THE JAR - Very weird almost forgotten mid eighties flick which fully deserves the descriptor 'dream-like'. A guy almost knocks over an old guy, takes him back to his apartment, finds a jar with a kind of demonic foetus in it when old guy disappears, goes into a weird trance state during which blood erupts from the plug hole of his bath, has an awkward relationship with his neighbour, tries to destroy jar when he realises bad things are happening, resumes awkward relationship with neighbour, goes back into trance whereupon spiked ball impacts upon his face etc etc etc etc. The filmmakers were obviously going for a highly 'symbolic' feel, but what exactly do the various goings on in 'The Jar' symbolise? There may be some kind of 'guy trying to deal with his sexuality' subtext, but mostly this is a senseless albeit entrancing meander through a realm made up of one part mid-eighties video fodder, two parts film school dissertation.

FRIGHTWORLD - Starts with a blitz of freaked out gore imagery, and for a while I had my hopes up that 'Frightworld' might turn out to be a slightly more technically accomplished version of the likes of 'The Mutilation Man' or some such... sadly, after the credits role it degrades into another bunch of people wandering around in an enclosed space waiting to be offed by a killer. BUT, there are some highlights and good points along the way ie. lady wanking 'at' some sinister clowns, shitty dialogue-driven hysteria, good set, some OK gore, bad video effects representing 'dark forces'... not quite the catch it could've been, but I didn't turn my copy into an ashtray after viewing, either.

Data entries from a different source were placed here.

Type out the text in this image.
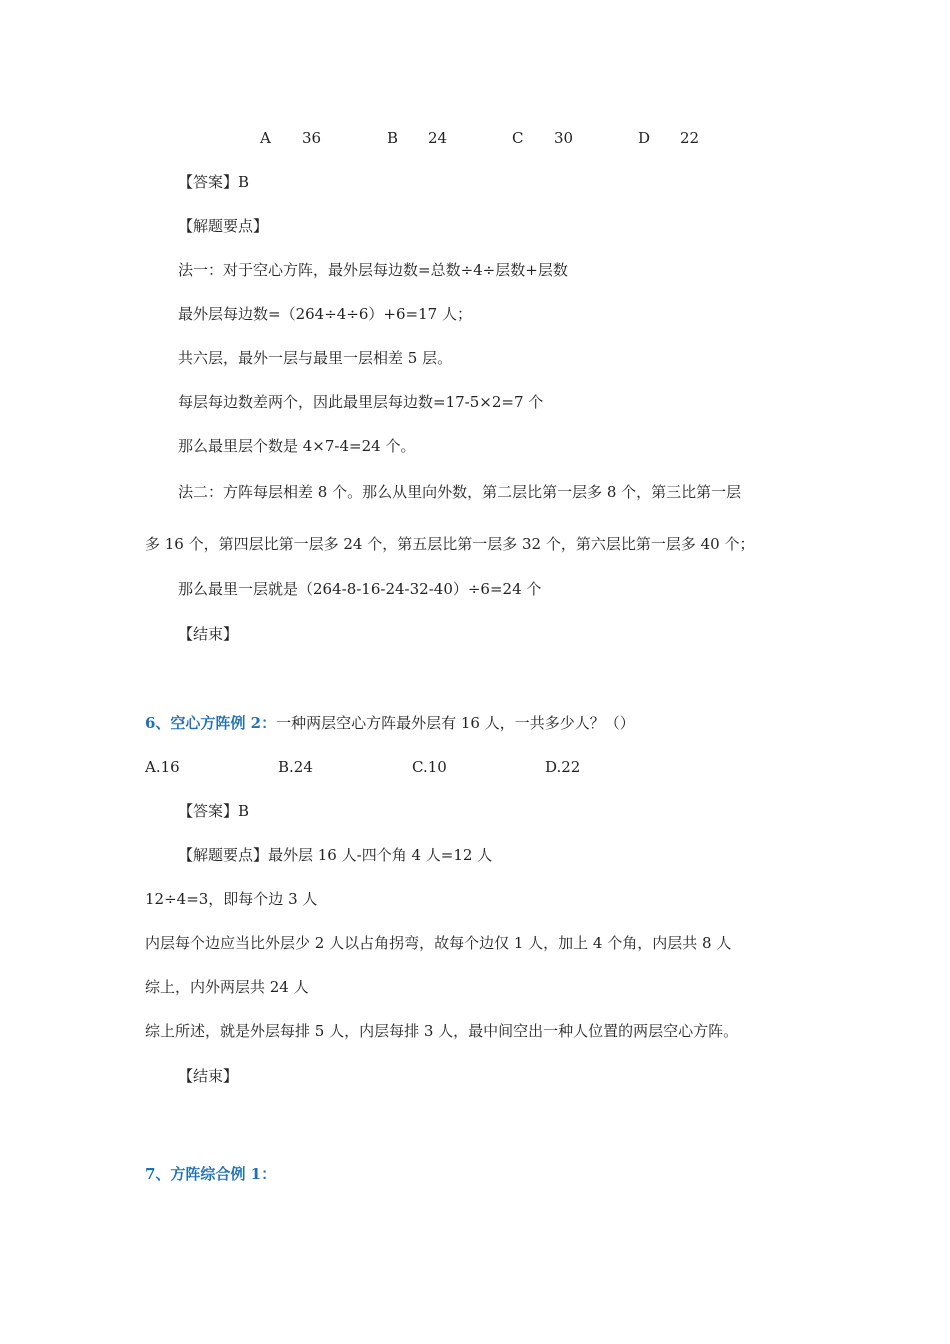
A 36	B 24	C 30	D 22
【答案】B
【解题要点】
法一：对于空心方阵，最外层每边数=总数÷4÷层数+层数
最外层每边数=（264÷4÷6）+6=17 人；
共六层，最外一层与最里一层相差 5 层。
每层每边数差两个，因此最里层每边数=17-5×2=7 个
那么最里层个数是 4×7-4=24 个。
法二：方阵每层相差 8 个。那么从里向外数，第二层比第一层多 8 个，第三比第一层
多 16 个，第四层比第一层多 24 个，第五层比第一层多 32 个，第六层比第一层多 40 个；
那么最里一层就是（264-8-16-24-32-40）÷6=24 个
【结束】
6、空心方阵例 2：一种两层空心方阵最外层有 16 人，一共多少人？（）
A.16	B.24	C.10	D.22
【答案】B
【解题要点】最外层 16 人-四个角 4 人=12 人
12÷4=3，即每个边 3 人
内层每个边应当比外层少 2 人以占角拐弯，故每个边仅 1 人，加上 4 个角，内层共 8 人
综上，内外两层共 24 人
综上所述，就是外层每排 5 人，内层每排 3 人，最中间空出一种人位置的两层空心方阵。
【结束】
7、方阵综合例 1：
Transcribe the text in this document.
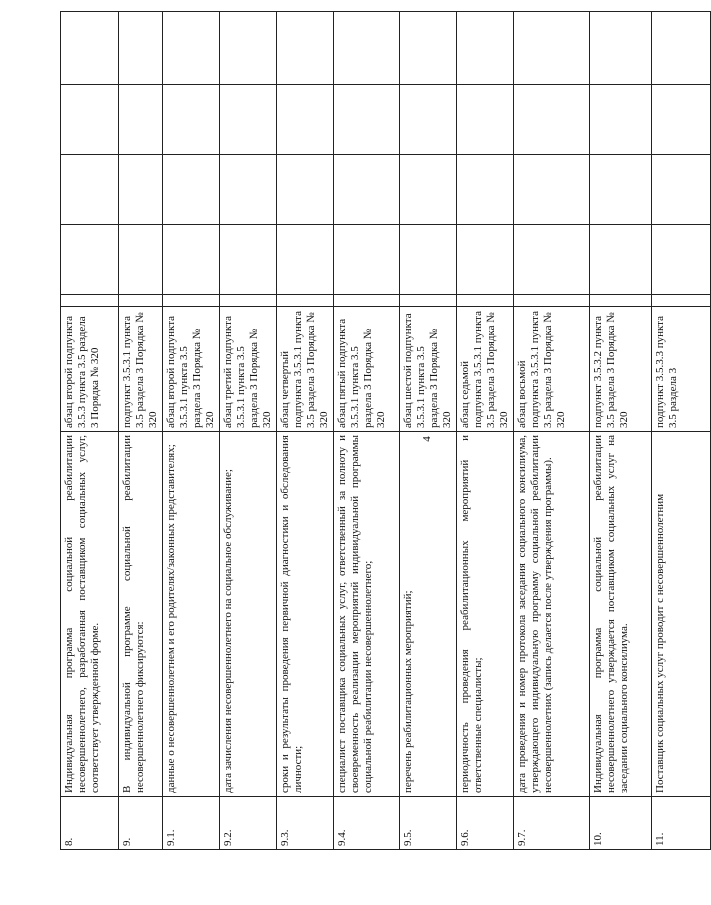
4
8.	Индивидуальная программа социальной реабилитации несовершеннолетнего, разработанная поставщиком социальных услуг, соответствует утвержденной форме.	абзац второй подпункта 3.5.3 пункта 3.5 раздела 3 Порядка № 320					
9.	В индивидуальной программе социальной реабилитации несовершеннолетнего фиксируются:	подпункт 3.5.3.1 пункта 3.5 раздела 3 Порядка № 320					
9.1.	данные о несовершеннолетнем и его родителях/законных представителях;	абзац второй подпункта 3.5.3.1 пункта 3.5 раздела 3 Порядка № 320					
9.2.	дата зачисления несовершеннолетнего на социальное обслуживание;	абзац третий подпункта 3.5.3.1 пункта 3.5 раздела 3 Порядка № 320					
9.3.	сроки и результаты проведения первичной диагностики и обследования личности;	абзац четвертый подпункта 3.5.3.1 пункта 3.5 раздела 3 Порядка № 320					
9.4.	специалист поставщика социальных услуг, ответственный за полноту и своевременность реализации мероприятий индивидуальной программы социальной реабилитации несовершеннолетнего;	абзац пятый подпункта 3.5.3.1 пункта 3.5 раздела 3 Порядка № 320					
9.5.	перечень реабилитационных мероприятий;	абзац шестой подпункта 3.5.3.1 пункта 3.5 раздела 3 Порядка № 320					
9.6.	периодичность проведения реабилитационных мероприятий и ответственные специалисты;	абзац седьмой подпункта 3.5.3.1 пункта 3.5 раздела 3 Порядка № 320					
9.7.	дата проведения и номер протокола заседания социального консилиума, утверждающего индивидуальную программу социальной реабилитации несовершеннолетних (запись делается после утверждения программы).	абзац восьмой подпункта 3.5.3.1 пункта 3.5 раздела 3 Порядка № 320					
10.	Индивидуальная программа социальной реабилитации несовершеннолетнего утверждается поставщиком социальных услуг на заседании социального консилиума.	подпункт 3.5.3.2 пункта 3.5 раздела 3 Порядка № 320					
11.	Поставщик социальных услуг проводит с несовершеннолетним	подпункт 3.5.3.3 пункта 3.5 раздела 3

GOTH - The ongoing micro budget saga continues with 'Goth', which I suppose is the kind of movie people expecting to watch a 'proper low budget horror film' automatically pan - I on the other hand thought it was great, entertaining and surprisingly sleazy. A psychopathic goth chick meets a wannabe-goth couple in a club and takes them on a drug fuelled rampage in a strangely driverless truck. Meanwhile, one half of the goth-lightweight couple has an agenda of her own. Along the way are multiple killings, forced sex, aforementioned driverless truck which for some reason I can't get out of my mind (it's not even a plot point), some rules about being a goth and a massacre at someone's birthday party. Very good.

HELL HATH NO FURY - Low, low budget anthology (with one piece by Ryan Nicholson and the others mostly by, er, Vince D'Amato) which is spun around the idea of women extracting their revenge, mostly from men, in various horror-related ways. I really liked it, it's actually got quite a bizarre feel to it, with one or two episodes and some aspects of the wraparound story being particularly mind boggling - this is alongside a preponderance of bad taste moments (I find it quite amusing that this is featured on Lovefilm with an '18' certificate, whereas a cursory glance at some of the contents on display would confirm that 'Hell Hath No Fury' has never been anywhere near the BBFC). It's witty, self aware and referential, and if, like virtually all of its micro budgeted brethren, it can't transcend its technical limitations, it can make up for them by being batshit weird and by throwing in a mutilated hard on or two.